Saturday, August 19, 2006

Thirty Short Years

I recently came across the following piece which was written on October 4, 1991, 25 years to the day of my joining the Air Force. It was written with consideration of the brevity of life, the universal nature of man’s problems, and the only solution: Jesus Christ.

"The twenty-three mile ride to Willmar in the ’60 Chevrolet pick-up was uneventful. The conversation was sparse and measured. At best, my Dad looked troubled.

It had to be hard to take your youngest son to the bus station to go off to the Air Force. The year was 1966; Viet Nam was in full swing. My pacifist, farmer, father didn’t consider it a war worth fighting. I thought the heaviness of his heart was due to the fact that I wouldn’t listen to his side of the story, but I was wrong.

We waited for the bus passing time in idle chatter and then he said it: “Thirty years, Jerry, thirty years.” He said, “Thirty years ago I married your Mom and after today, I’m alone again.”

When you are 18, thirty years seems like a long time. When you are 44, thirty years seems much shorter.

He was a good looking young farmer; strong, with big hands; the youngest son of a Lutheran German immigrant farmer. She was the oldest daughter of the same stock: German, solid, and Catholic. They had to love one another for a Lutheran and a Catholic to marry in 1936 was not something taken lightly in our farming town.

In the late thirties, times were improving. By 1941, they had a daughter and a son. Dry weather and hail challenged their perseverance, but crop prices were getting better. They lived through the Armistice Day storm, “just barely,” he said, “but we made it.”

He would remember the Day of Infamy and in his mind, FDR was rock solid. At the start of the war, he was 32 and farming; he never got called. His boyhood friend, Rudy Trapp, went to Europe—he never returned. He would reminisce, “with Rudy Trapp in left field and me in center, not many balls got by us.” And he would add for emphasis, “You better believe it!”

By 1947 they had another daughter and another son.
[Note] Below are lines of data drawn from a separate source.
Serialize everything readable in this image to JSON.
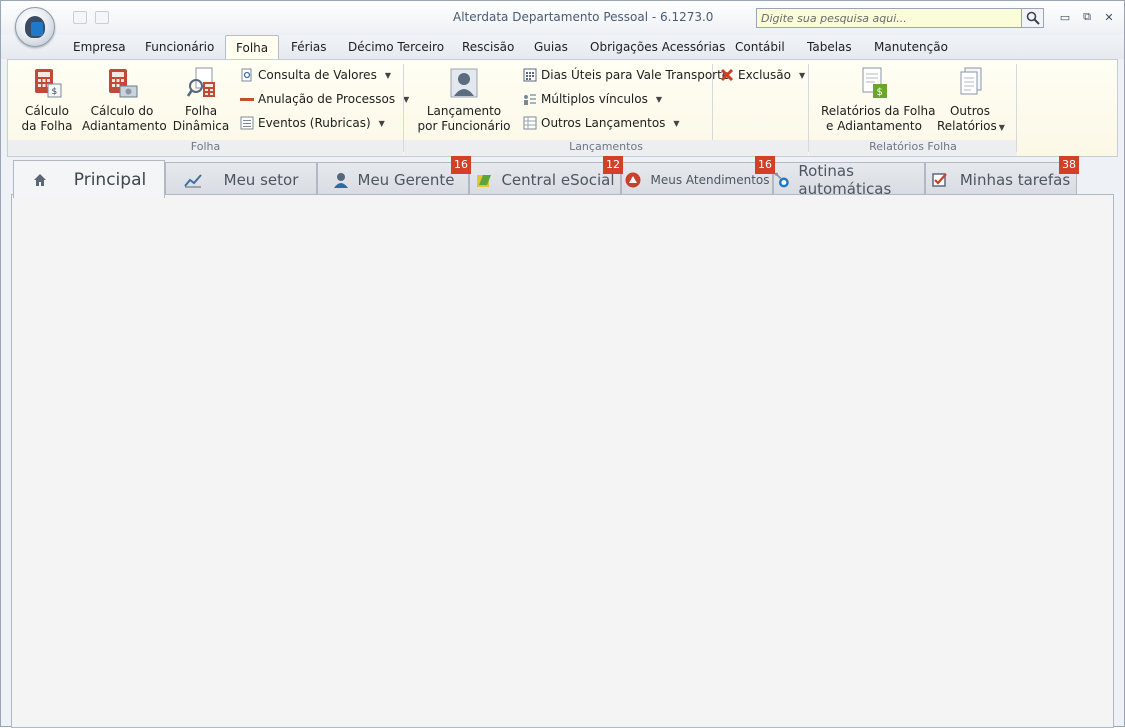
{
  "window": {
    "title": "Alterdata Departamento Pessoal - 6.1273.0",
    "search_placeholder": "Digite sua pesquisa aqui..."
  },
  "menu": {
    "items": [
      "Empresa",
      "Funcionário",
      "Folha",
      "Férias",
      "Décimo Terceiro",
      "Rescisão",
      "Guias",
      "Obrigações Acessórias",
      "Contábil",
      "Tabelas",
      "Manutenção"
    ],
    "active": "Folha"
  },
  "ribbon": {
    "folha": {
      "label": "Folha",
      "calculo_folha": [
        "Cálculo",
        "da Folha"
      ],
      "calculo_adiantamento": [
        "Cálculo do",
        "Adiantamento"
      ],
      "folha_dinamica": [
        "Folha",
        "Dinâmica"
      ],
      "consulta_valores": "Consulta de Valores",
      "anulacao_processos": "Anulação de Processos",
      "eventos_rubricas": "Eventos (Rubricas)"
    },
    "lancamentos": {
      "label": "Lançamentos",
      "lancamento_funcionario": [
        "Lançamento",
        "por Funcionário"
      ],
      "dias_uteis": "Dias Úteis para Vale Transporte",
      "multiplos_vinculos": "Múltiplos vínculos",
      "outros_lancamentos": "Outros Lançamentos",
      "exclusao": "Exclusão"
    },
    "relatorios": {
      "label": "Relatórios Folha",
      "relatorios_folha": [
        "Relatórios da Folha",
        "e Adiantamento"
      ],
      "outros_relatorios": [
        "Outros",
        "Relatórios"
      ]
    }
  },
  "tabs": [
    {
      "label": "Principal",
      "icon": "home-icon",
      "badge": ""
    },
    {
      "label": "Meu setor",
      "icon": "chart-icon",
      "badge": ""
    },
    {
      "label": "Meu Gerente",
      "icon": "person-icon",
      "badge": "16"
    },
    {
      "label": "Central eSocial",
      "icon": "esocial-icon",
      "badge": "12"
    },
    {
      "label": "Meus Atendimentos",
      "icon": "attendance-icon",
      "badge": "16"
    },
    {
      "label": "Rotinas automáticas",
      "icon": "routine-icon",
      "badge": ""
    },
    {
      "label": "Minhas tarefas",
      "icon": "checkbox-icon",
      "badge": "38"
    }
  ],
  "colors": {
    "badge": "#d24026",
    "ribbon_bg": "#fffef4",
    "title_text": "#4a5b73"
  }
}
Machinery was easier to get, crop prices were getting better. Frost, dry spells, hail, good crops, bad crops, good prices, bad prices were their companions. A growing family kept them busy.

“It started as a pain in her ribs,” he said, and five years later, he buried his wife. I was young but I remember it. He never remarried; “Pearl was the one for me, why should I get married again,” was his feeling.
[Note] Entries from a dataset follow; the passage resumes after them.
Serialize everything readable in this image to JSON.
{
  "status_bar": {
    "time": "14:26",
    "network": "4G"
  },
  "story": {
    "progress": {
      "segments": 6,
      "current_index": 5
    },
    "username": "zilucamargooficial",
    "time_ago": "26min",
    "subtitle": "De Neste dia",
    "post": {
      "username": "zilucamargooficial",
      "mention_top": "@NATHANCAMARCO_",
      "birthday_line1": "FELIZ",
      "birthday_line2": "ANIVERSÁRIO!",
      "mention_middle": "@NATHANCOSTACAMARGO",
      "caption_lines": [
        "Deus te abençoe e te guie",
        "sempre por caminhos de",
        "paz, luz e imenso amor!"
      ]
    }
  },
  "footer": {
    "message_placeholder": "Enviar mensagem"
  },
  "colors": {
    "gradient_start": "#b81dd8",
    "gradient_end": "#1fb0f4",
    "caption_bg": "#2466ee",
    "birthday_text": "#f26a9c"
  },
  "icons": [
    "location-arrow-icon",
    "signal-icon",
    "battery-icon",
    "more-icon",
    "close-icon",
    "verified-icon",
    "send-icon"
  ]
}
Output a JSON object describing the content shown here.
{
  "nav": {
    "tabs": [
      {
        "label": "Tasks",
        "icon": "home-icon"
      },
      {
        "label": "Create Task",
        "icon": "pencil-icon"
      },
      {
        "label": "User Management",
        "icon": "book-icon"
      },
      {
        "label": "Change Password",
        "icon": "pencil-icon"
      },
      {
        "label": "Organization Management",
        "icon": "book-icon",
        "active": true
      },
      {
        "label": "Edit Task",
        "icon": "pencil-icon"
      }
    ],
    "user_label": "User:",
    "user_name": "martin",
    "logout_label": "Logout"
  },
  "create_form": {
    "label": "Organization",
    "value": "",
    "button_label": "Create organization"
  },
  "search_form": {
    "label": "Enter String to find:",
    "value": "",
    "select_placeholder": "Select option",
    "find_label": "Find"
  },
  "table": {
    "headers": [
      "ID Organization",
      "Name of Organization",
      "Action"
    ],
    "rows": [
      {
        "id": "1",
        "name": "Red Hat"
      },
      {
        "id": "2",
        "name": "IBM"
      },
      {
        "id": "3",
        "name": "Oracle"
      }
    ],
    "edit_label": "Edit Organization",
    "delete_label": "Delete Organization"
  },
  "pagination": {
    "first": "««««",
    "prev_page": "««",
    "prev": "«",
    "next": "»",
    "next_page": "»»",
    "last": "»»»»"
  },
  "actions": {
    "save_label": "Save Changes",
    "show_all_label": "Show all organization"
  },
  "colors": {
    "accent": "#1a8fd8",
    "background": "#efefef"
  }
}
The two older children married. Grandchildren began to fill his life but time continues to march on. His hair began to leave his head, what was left turned from brown to grey. He was a combination of boisterous and quiet; opinionated, belligerent and gentle. He always seemed to be missing a part of his life. As I got older, I realized what it was—it was Mom.

The bus arrived, my mind was spinning. The drive back to the farm in the ’60 Chevy pick-up must have been lonely—really lonely. Only thirty short years, he said, thirty short years.
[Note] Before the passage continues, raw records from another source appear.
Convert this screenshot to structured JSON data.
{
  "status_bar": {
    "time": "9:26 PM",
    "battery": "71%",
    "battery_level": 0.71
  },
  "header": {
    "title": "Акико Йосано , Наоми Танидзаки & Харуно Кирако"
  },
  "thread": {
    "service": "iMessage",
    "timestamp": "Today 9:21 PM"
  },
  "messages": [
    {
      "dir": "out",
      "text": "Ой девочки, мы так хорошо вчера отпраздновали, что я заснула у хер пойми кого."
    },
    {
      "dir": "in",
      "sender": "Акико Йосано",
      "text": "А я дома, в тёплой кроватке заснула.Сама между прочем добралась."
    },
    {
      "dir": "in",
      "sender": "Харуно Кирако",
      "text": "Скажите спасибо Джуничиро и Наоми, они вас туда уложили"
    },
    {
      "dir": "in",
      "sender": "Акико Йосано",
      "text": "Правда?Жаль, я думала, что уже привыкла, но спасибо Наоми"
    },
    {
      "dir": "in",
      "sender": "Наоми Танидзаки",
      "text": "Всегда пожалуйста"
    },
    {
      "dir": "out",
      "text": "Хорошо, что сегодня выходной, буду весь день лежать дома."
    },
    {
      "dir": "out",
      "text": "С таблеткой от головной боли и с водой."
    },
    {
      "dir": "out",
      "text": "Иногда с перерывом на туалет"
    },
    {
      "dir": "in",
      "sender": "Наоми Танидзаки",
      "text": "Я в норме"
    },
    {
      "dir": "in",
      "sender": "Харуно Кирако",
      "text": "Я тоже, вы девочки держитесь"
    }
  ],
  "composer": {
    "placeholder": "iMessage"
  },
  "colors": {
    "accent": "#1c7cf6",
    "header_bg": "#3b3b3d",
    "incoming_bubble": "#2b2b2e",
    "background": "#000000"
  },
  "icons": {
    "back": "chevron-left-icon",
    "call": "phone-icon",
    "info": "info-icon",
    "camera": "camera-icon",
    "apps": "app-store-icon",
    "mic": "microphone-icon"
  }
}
He often said he wanted to die in his carrot patch. God granted him his wish. There was no one there when the angels came. He was alone except for his faithful dog, Butch standing guard.

Lord, slow me up. Make me appreciate my family now. Continue to use this past to teach me. Hold me securely. I have hope; I look ahead. With Jesus, I will not be alone.

James 4:13-14: Now listen you who say, “Today or tomorrow we will go to this or that city, spend a year there, carry on business and make money. Why you do not even know what will happen tomorrow. What is your life? You are a mist that appears for a little while and then vanishes.”

Jesus said in Matthew 28, “Lo, I am with you always, even to the end of the world.”